New Mixture of Experts Benchmark Tracks Emerging Architectures for AI Models
MLCommons Announces New Results for MLPerf Inference v4.1 Benchmark Suite
Today, MLCommons announced new results for its industry-standard MLPerf Inference v4.1 benchmark suite, which delivers machine learning (ML) system performance benchmarking in an architecture-neutral, representative, and reproducible manner. This release includes first-time results for a new benchmark based on a mixture of experts (MoE) model architecture. It also presents new findings on power consumption related to inference execution.
MLPerf Inference v4.1
The MLPerf Inference benchmark suite, which encompasses both data center and edge systems, is designed to measure how quickly hardware systems can run AI and ML models across a variety of deployment scenarios. The open-source and peer-reviewed benchmark suite creates a level playing field for competition that drives innovation, performance, and energy efficiency for the entire industry. It also provides critical technical information for customers who are procuring and tuning AI systems.
New Benchmark: Mixture of Experts (MoE)
The MoE benchmark is unique and one of the most complex implemented by MLCommons to date. It uses the open-source Mixtral 8x7B model as a reference implementation and performs inferences using datasets covering three independent tasks: general Q&A, solving math problems, and code generation.

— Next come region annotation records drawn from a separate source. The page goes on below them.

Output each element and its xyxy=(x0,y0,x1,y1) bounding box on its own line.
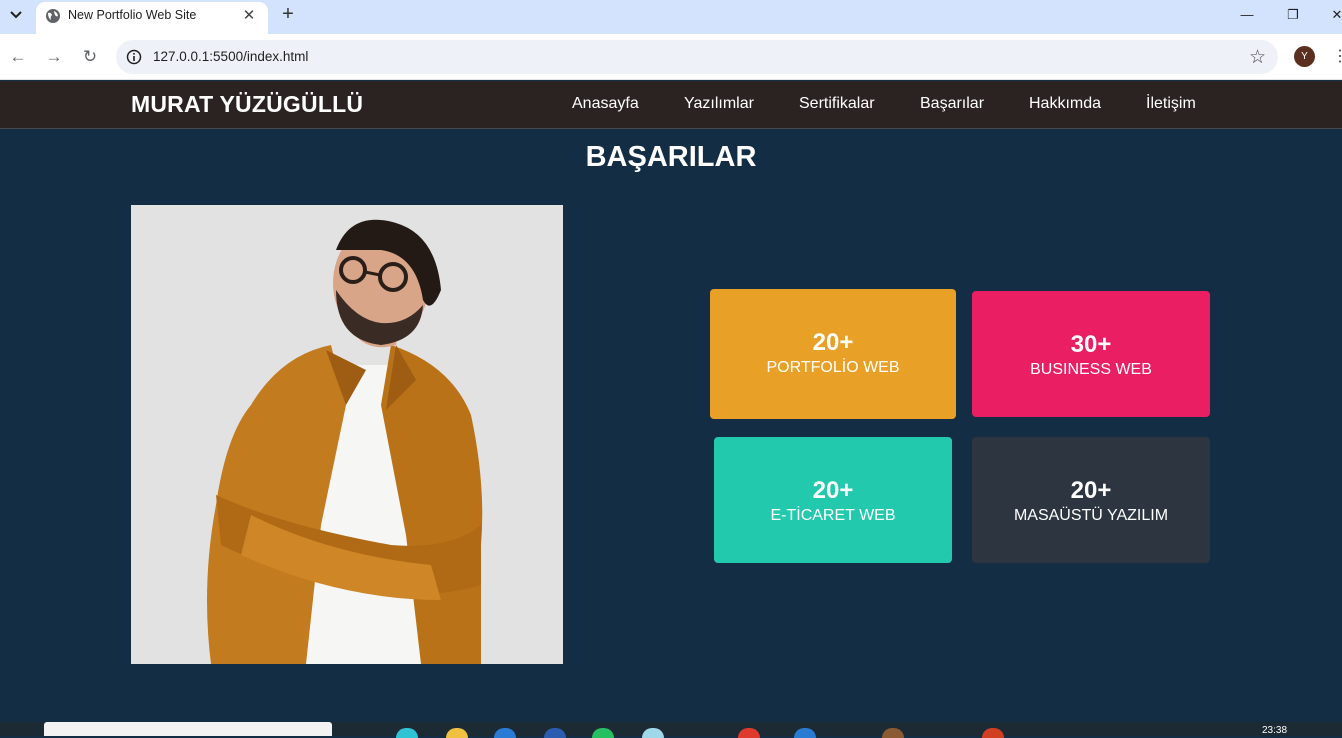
achievement-label: E-TİCARET WEB xyxy=(770,507,896,524)
close-window-icon[interactable]: ✕ xyxy=(1322,4,1342,26)
site-header: MURAT YÜZÜGÜLLÜ Anasayfa Yazılımlar Sert… xyxy=(0,81,1342,129)
achievement-card-desktop: 20+ MASAÜSTÜ YAZILIM xyxy=(972,437,1210,563)
forward-arrow-icon[interactable]: → xyxy=(42,45,66,69)
nav-link-anasayfa[interactable]: Anasayfa xyxy=(572,95,639,113)
bookmark-star-icon[interactable]: ☆ xyxy=(1249,46,1266,69)
store-icon[interactable] xyxy=(494,728,516,738)
nav-link-sertifikalar[interactable]: Sertifikalar xyxy=(799,95,875,113)
nav-link-yazilimlar[interactable]: Yazılımlar xyxy=(684,95,754,113)
globe-icon xyxy=(46,9,60,23)
url-text: 127.0.0.1:5500/index.html xyxy=(153,49,309,64)
achievement-count: 20+ xyxy=(812,329,854,356)
new-tab-icon[interactable]: + xyxy=(276,3,300,27)
taskbar-clock: 23:38 xyxy=(1262,725,1288,736)
os-taskbar: 23:38 xyxy=(0,722,1342,738)
restore-icon[interactable]: ❐ xyxy=(1278,4,1308,26)
site-brand[interactable]: MURAT YÜZÜGÜLLÜ xyxy=(131,91,363,118)
app-icon[interactable] xyxy=(882,728,904,738)
close-tab-icon[interactable]: ✕ xyxy=(239,6,259,26)
achievement-card-business: 30+ BUSINESS WEB xyxy=(972,291,1210,417)
browser-toolbar: ← → ↻ 127.0.0.1:5500/index.html ☆ Y ⋮ xyxy=(0,34,1342,80)
edge-icon[interactable] xyxy=(396,728,418,738)
achievement-label: PORTFOLİO WEB xyxy=(766,359,900,376)
achievement-count: 20+ xyxy=(812,477,854,504)
tab-title: New Portfolio Web Site xyxy=(68,8,197,22)
reload-icon[interactable]: ↻ xyxy=(78,45,102,69)
more-menu-icon[interactable]: ⋮ xyxy=(1332,46,1342,68)
address-bar[interactable]: 127.0.0.1:5500/index.html ☆ xyxy=(116,40,1278,74)
nav-link-hakkimda[interactable]: Hakkımda xyxy=(1029,95,1101,113)
nav-link-basarilar[interactable]: Başarılar xyxy=(920,95,984,113)
back-arrow-icon[interactable]: ← xyxy=(6,45,30,69)
achievement-card-portfolio: 20+ PORTFOLİO WEB xyxy=(710,289,956,419)
achievement-count: 20+ xyxy=(1070,477,1112,504)
browser-tab[interactable]: New Portfolio Web Site ✕ xyxy=(36,2,268,34)
achievement-label: BUSINESS WEB xyxy=(1030,361,1152,378)
spotify-icon[interactable] xyxy=(592,728,614,738)
achievement-count: 30+ xyxy=(1070,331,1112,358)
achievement-card-eticaret: 20+ E-TİCARET WEB xyxy=(714,437,952,563)
chrome-icon[interactable] xyxy=(738,728,760,738)
app-icon[interactable] xyxy=(982,728,1004,738)
minimize-icon[interactable]: — xyxy=(1232,4,1262,26)
site-info-icon[interactable] xyxy=(126,49,142,65)
browser-tab-strip: New Portfolio Web Site ✕ + — ❐ ✕ xyxy=(0,0,1342,34)
vscode-icon[interactable] xyxy=(794,728,816,738)
app-icon[interactable] xyxy=(642,728,664,738)
tab-search-dropdown-icon[interactable] xyxy=(4,4,28,26)
achievement-label: MASAÜSTÜ YAZILIM xyxy=(1013,507,1169,524)
section-title: BAŞARILAR xyxy=(585,141,757,173)
profile-avatar[interactable]: Y xyxy=(1294,46,1315,67)
taskbar-search-box[interactable] xyxy=(44,722,332,736)
profile-photo xyxy=(131,205,563,664)
app-icon[interactable] xyxy=(544,728,566,738)
file-explorer-icon[interactable] xyxy=(446,728,468,738)
nav-link-iletisim[interactable]: İletişim xyxy=(1146,95,1196,113)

Benchmarking Power Consumption
The MLPerf Inference v4.1 benchmark includes 31 power consumption test results across three submitted systems covering both datacenter and edge scenarios. These results demonstrate the continued importance of understanding the power requirements for AI systems running inference tasks. As power costs are a substantial portion of the overall expense of operating AI systems.
The Increasing Pace of AI Innovation
Today, we are witnessing an incredible groundswell of technological advances across the AI ecosystem, driven by a wide range of providers including AI pioneers; large, well-established technology companies; and small startups. MLCommons would especially like to welcome first-time MLPerf Inference submitters AMD and Sustainable Metal Cloud, as well as Untether AI, which delivered both performance and power efficiency results.
View the Results
To view the results for MLPerf Inference v4.1, please visit HERE.
Conclusion
The MLPerf Inference v4.1 benchmark suite is a significant step forward in providing a standardized and representative benchmark for measuring the performance of AI and ML models. The addition of the MoE benchmark and the focus on power consumption will help to drive innovation, performance, and energy efficiency in the AI industry.

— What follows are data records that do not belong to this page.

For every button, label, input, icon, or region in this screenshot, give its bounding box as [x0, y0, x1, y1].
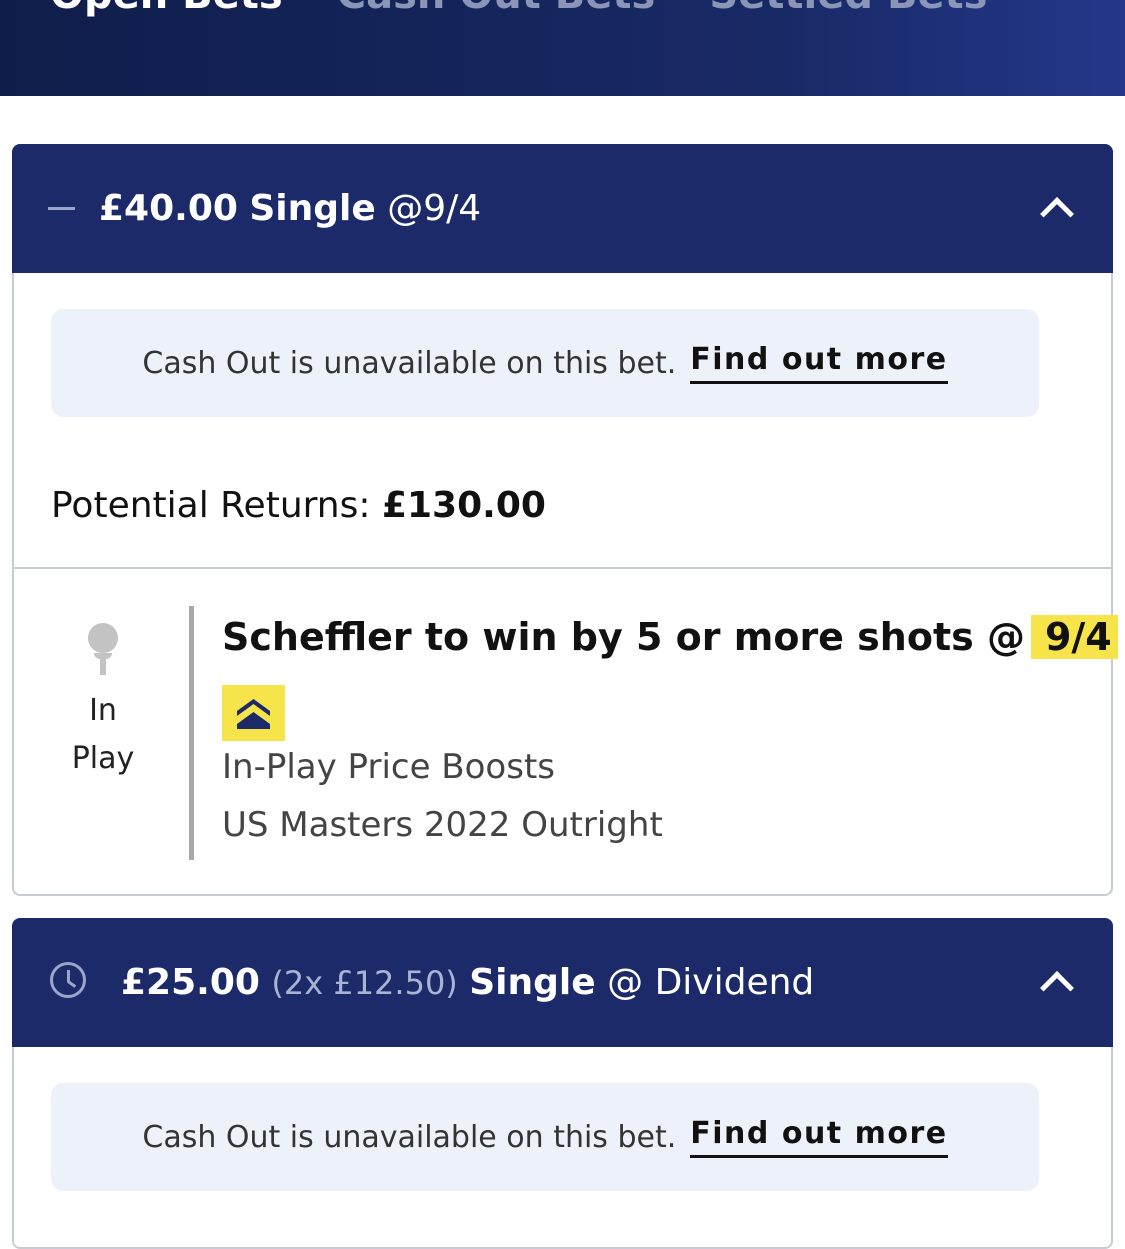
find-out-more-link[interactable]: Find out more — [690, 1116, 948, 1158]
event-name: US Masters 2022 Outright — [222, 805, 663, 845]
find-out-more-link[interactable]: Find out more — [690, 342, 948, 384]
bet-body: Cash Out is unavailable on this bet. Fin… — [12, 273, 1118, 896]
bet-summary: £25.00 (2x £12.50) Single @ Dividend — [121, 962, 814, 1003]
chevron-up-icon[interactable] — [1040, 971, 1074, 1005]
clock-icon — [50, 962, 86, 998]
bet-card: £40.00 Single @9/4 Cash Out is unavailab… — [12, 144, 1118, 896]
bet-stake: £40.00 — [99, 188, 238, 229]
cash-out-message: Cash Out is unavailable on this bet. — [142, 1119, 677, 1155]
chevron-up-icon[interactable] — [1040, 197, 1074, 231]
selection-odds: 9/4 — [1030, 615, 1118, 659]
bet-odds: 9/4 — [423, 188, 482, 229]
at-symbol: @ — [387, 188, 424, 229]
tab-open-bets[interactable]: Open Bets — [50, 0, 283, 18]
potential-returns: Potential Returns: £130.00 — [51, 485, 546, 526]
dash-icon — [48, 207, 75, 210]
cash-out-notice: Cash Out is unavailable on this bet. Fin… — [51, 309, 1039, 417]
returns-amount: £130.00 — [381, 485, 546, 526]
at-symbol: @ — [607, 962, 644, 1003]
top-nav-bar: Open Bets Cash Out Bets Settled Bets — [0, 0, 1125, 96]
stake-breakdown: (2x £12.50) — [271, 964, 458, 1002]
bet-header[interactable]: £25.00 (2x £12.50) Single @ Dividend — [12, 918, 1113, 1047]
status-line-1: In — [89, 693, 117, 728]
cash-out-notice: Cash Out is unavailable on this bet. Fin… — [51, 1083, 1039, 1191]
tab-cash-out-bets[interactable]: Cash Out Bets — [337, 0, 656, 18]
bet-summary: £40.00 Single @9/4 — [99, 188, 481, 229]
bet-type: Single — [469, 962, 596, 1003]
bet-header[interactable]: £40.00 Single @9/4 — [12, 144, 1113, 273]
cash-out-message: Cash Out is unavailable on this bet. — [142, 345, 677, 381]
market-name: In-Play Price Boosts — [222, 747, 555, 787]
tab-settled-bets[interactable]: Settled Bets — [709, 0, 987, 18]
returns-label: Potential Returns: — [51, 485, 371, 526]
golf-tee-icon — [88, 623, 118, 677]
bet-stake: £25.00 — [121, 962, 260, 1003]
price-boost-icon — [222, 685, 285, 741]
selection-title: Scheffler to win by 5 or more shots @9/4 — [222, 615, 1118, 659]
selection-divider — [189, 606, 194, 860]
selection-name: Scheffler to win by 5 or more shots @ — [222, 615, 1025, 659]
bet-body: Cash Out is unavailable on this bet. Fin… — [12, 1047, 1113, 1249]
bet-card: £25.00 (2x £12.50) Single @ Dividend Cas… — [12, 918, 1113, 1249]
bet-odds: Dividend — [654, 962, 815, 1003]
bet-type: Single — [249, 188, 376, 229]
bet-tabs: Open Bets Cash Out Bets Settled Bets — [50, 0, 987, 18]
in-play-status: In Play — [54, 623, 152, 783]
divider — [14, 567, 1111, 569]
status-line-2: Play — [71, 741, 135, 776]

Frequently Asked Questions (FAQs)
- What is the purpose of the MLPerf Inference v4.1 benchmark suite?
- The MLPerf Inference v4.1 benchmark suite is designed to measure the performance of AI and ML models across a variety of deployment scenarios.
- What is the new Mixture of Experts (MoE) benchmark?
- The MoE benchmark is a new benchmark that uses a collection of smaller "expert" models to generate results, rather than a single massive model.
- What is the focus of the MLPerf Inference v4.1 benchmark?
- The focus of the MLPerf Inference v4.1 benchmark is on providing a standardized and representative benchmark for measuring the performance of AI and ML models, with a focus on power consumption and the Mixture of Experts (MoE) architecture.